In reality, they are playing exactly the same characters as the ones they played in their Channel 4 comedy Peep Show. Mitchell is the bumbly, ineffectual, socially retarded one and Webb is the slightly sleazy, swaggery one who is also socially retarded but doesn't know it. In Mitchell's case, this means that Britain's representatives abroad are stereotyped as well-meaning but accident prone. This may or may not be true.
It wasn't the only racial stereotyping going on. In fact, the first episode was full of many broad generalisations about foreigners. Eastern Europeans need a bribe to get things done, for example, and the French will come out kicking, biting and eye gouging to get their own way.

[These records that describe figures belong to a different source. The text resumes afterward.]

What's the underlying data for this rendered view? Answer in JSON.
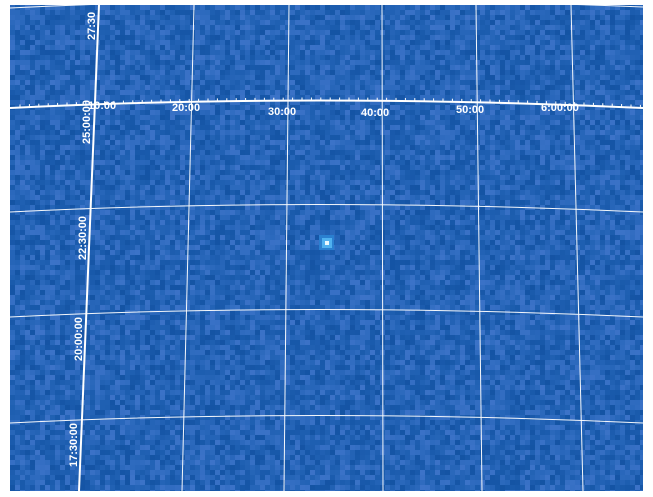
{
  "image": {
    "description_kind": "astronomical sky map",
    "background_color": "#1f3a8a",
    "grid_color": "#ffffff",
    "source_color": "#7fd0ff"
  },
  "ra_labels": [
    "10:00",
    "20:00",
    "30:00",
    "40:00",
    "50:00",
    "6:00:00"
  ],
  "dec_labels": [
    "27:30",
    "25:00:00",
    "22:30:00",
    "20:00:00",
    "17:30:00"
  ]
}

What just about prevented this from being offensive was the fact that most of the racial stereotyping was aimed at the British characters. Particularly amusing was Matthew Macfadyen, a wonderful, changeable, attractive actor who is now inheriting all the roles that Hugh Grant used to be good at. In Ambassadors, he played a slick, slicked-down, supremely confident Tory minister who wants to secure a £2 billion helicopter deal with the Tazbeks pretty much at all costs.

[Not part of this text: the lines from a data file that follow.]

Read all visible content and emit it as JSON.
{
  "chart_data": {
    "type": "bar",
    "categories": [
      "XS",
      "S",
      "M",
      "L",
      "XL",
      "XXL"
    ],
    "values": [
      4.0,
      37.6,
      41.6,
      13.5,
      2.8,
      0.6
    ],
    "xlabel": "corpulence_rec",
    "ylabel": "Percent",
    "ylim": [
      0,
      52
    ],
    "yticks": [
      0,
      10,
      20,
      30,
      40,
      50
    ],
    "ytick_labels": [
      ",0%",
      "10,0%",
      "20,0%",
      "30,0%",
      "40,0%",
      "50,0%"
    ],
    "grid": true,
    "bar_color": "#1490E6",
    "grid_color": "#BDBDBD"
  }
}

Which was where Ambassadors looked like it might make some interesting points about British foreign policy, but then it didn't. A programme like The Thick Of It or Yes Minister would slap or punch home its point, but Ambassadors has a coquettish, shy approach to saying anything satirical or revealing about its central subject.
Webb's character, Deputy Head of Mission Neil Tilly, was being bribed, and there was talk about avoiding a Blair/Gaddafi-style handshake with the local politicians, and getting the balance right between being close to and distant from questionable foreign contacts at the same time. But it lacked conviction. Just when it began to circle its point, it veered off again.
This, combined with the lack of any interesting plot, meant the first episode went flabby and flat, like one of the less successful cakes on last week's Bake Off final. Mitchell and Webb are always watchable, which helps, but we were watching them doing something vaguely like the thing they did before. There is probably a place for a satire on Britain's role abroad but it needs to be fierce and brave and risky. Like one of the more successful cakes on Bake Off, Ambassadors was much too homely and nice and warm.